# dry start - short plants in a sand cap



## fischig (Nov 3, 2018)

I am staring my first planted aquarium (newbie alert). I am starting small. I set up a 5.5 gallon aquarium with 1" of MTS with a 1-2" sand cap. I am using the dry start method. I ordered some Monte Carlo and S. Repens from a reputable vendor to start a carpet. I plan to add a few submerged plants after I flood the tank.

After breaking apart the clumps, the Monte Carlo sprigs were about an inch tall and have very short roots. The S. Repens was not much taller. If I pushed the MC down far enough to get the roots close to the MTS, these plants would be completely buried. The S. Repens would have submerged leaves and be almost buried.

I ended up pushing the pieces in about one half of an inch. My concern is that I am essentially planting in sand. Just how likely is it that these sprigs will survive until their roots hit pay dirt, so to speak? I'm anxious at this point and do not even know if I should be.

I thought, perhaps, I can nourish the little guys using a spray mist spiked with nutrients while they are living on sand alone. 

Please, any suggestions or experiences you can share would, I'm sure, be helpful.


ps. Let me know if this is the wrong forum to post this to.


----------



## fischig (Nov 3, 2018)

I think my setup is conventional but there are a few tweaks. Maybe a pic of my setup will help.

The vacant side of the tank is reserved for an HM filter sponge, a small pump, and a heater.

I went with a submerged pump due to it being quieter than the air pump that drives the traditional airlift tube.

The bottom of the HM sponge will not work as a filter. A glass plate prevents water from passing through it. In fact, I may cut it out and leave a void so that there is not stagnant sponge material.

The glass plate serves to contain the sand and MTS. This will make for simple maintenance on the HM sponge. Otherwise, removing the sponge would result in sand and MTS sliding into its place.

There is a small leak through the silicone holding the glass in place. This was not intentional. On the plus side, I can see the water level during the dry start.
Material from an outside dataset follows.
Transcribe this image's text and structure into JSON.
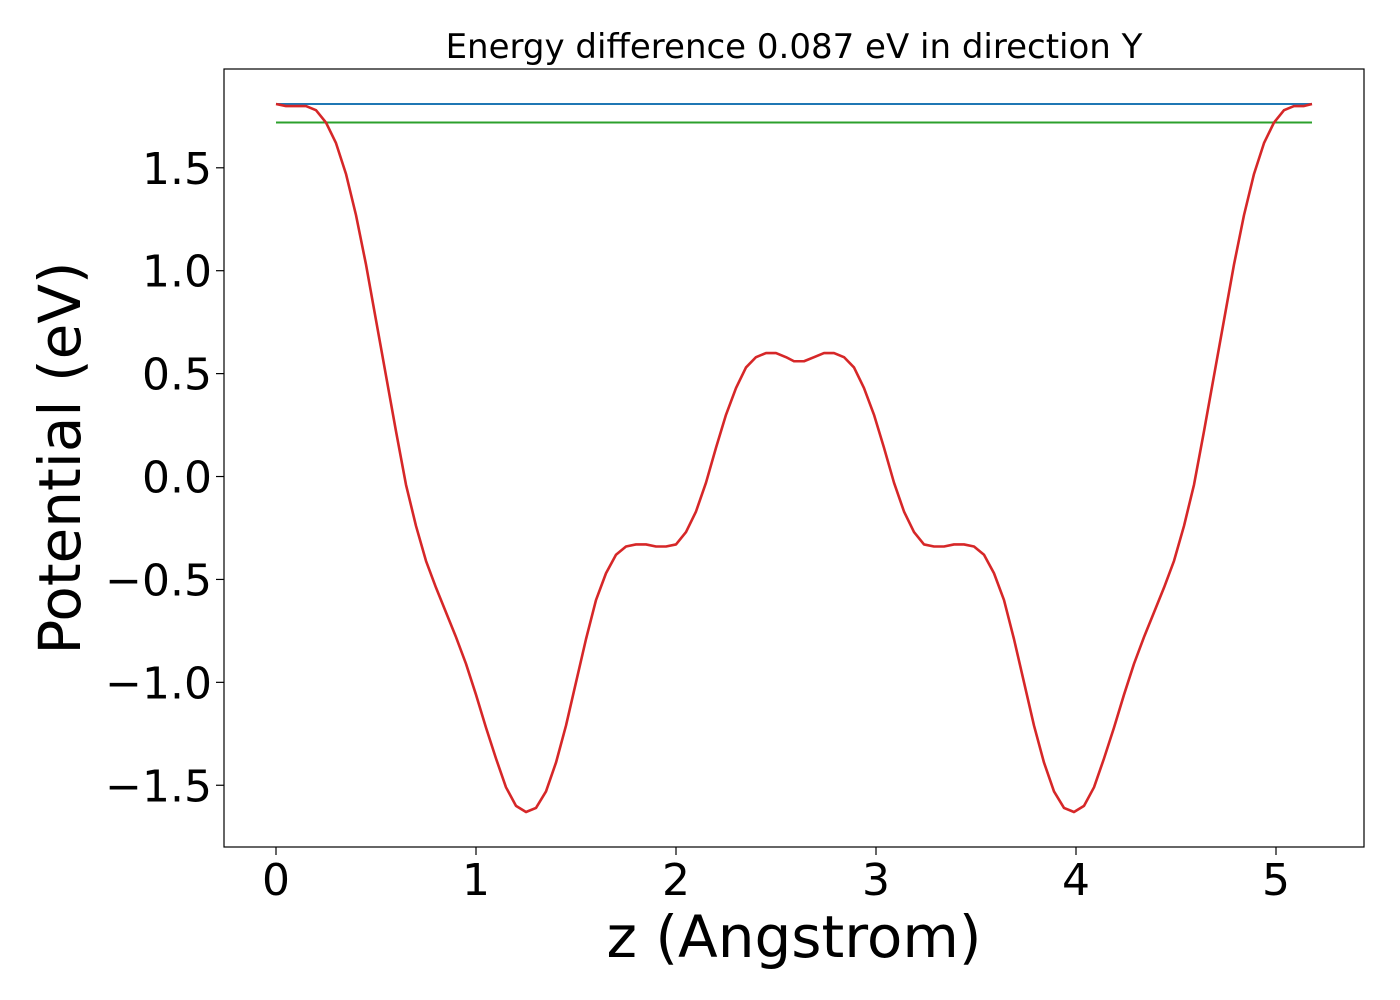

I will be attaching Christmas moss to the driftwood and submerging it in another aquarium. The wood will return to this tank when I flood it.

This pic is on day 3. I welcome comments on the setup and, especially, advice on the plants (as per my original post).

https://photos.app.goo.gl/PH6uV3dq9zhCpcrAA


----------



## hoppycalif (Apr 7, 2005)

The plant roots don't need to extend to the soil in order to find nutrients. The water carries the soluble nutrients up into the sand cap. And, plants are very good at sending roots down to where there are plenty of nutrients.

I like the aquascape!


----------



## fischig (Nov 3, 2018)

Thanks for the info, hoppycalif!

I feel better now. That thought crossed my mind but it was one of a hundred guesses that could have been wrong. With your help, I now know that I had one valid thought.

Glad you like the scape. I hope that the end result is what I am picturing.

I had the driftwood in place to help me place the plants. It was in there for four days. It molded or mildewed. I took it out and am boiling it before I attach moss and submerge it.

The other thing I am hoping to accomplish with the driftwood is to have some cycled material to add to the tank when I add water.

Maybe I should call this the "dry plus wet start method" or maybe "the hybrid approach". Or, maybe I don't call it anything unless it actually works. Based on my limited (non-existent) experience, it is currently the "throw stuff on the wall and see if it sticks" method.


----------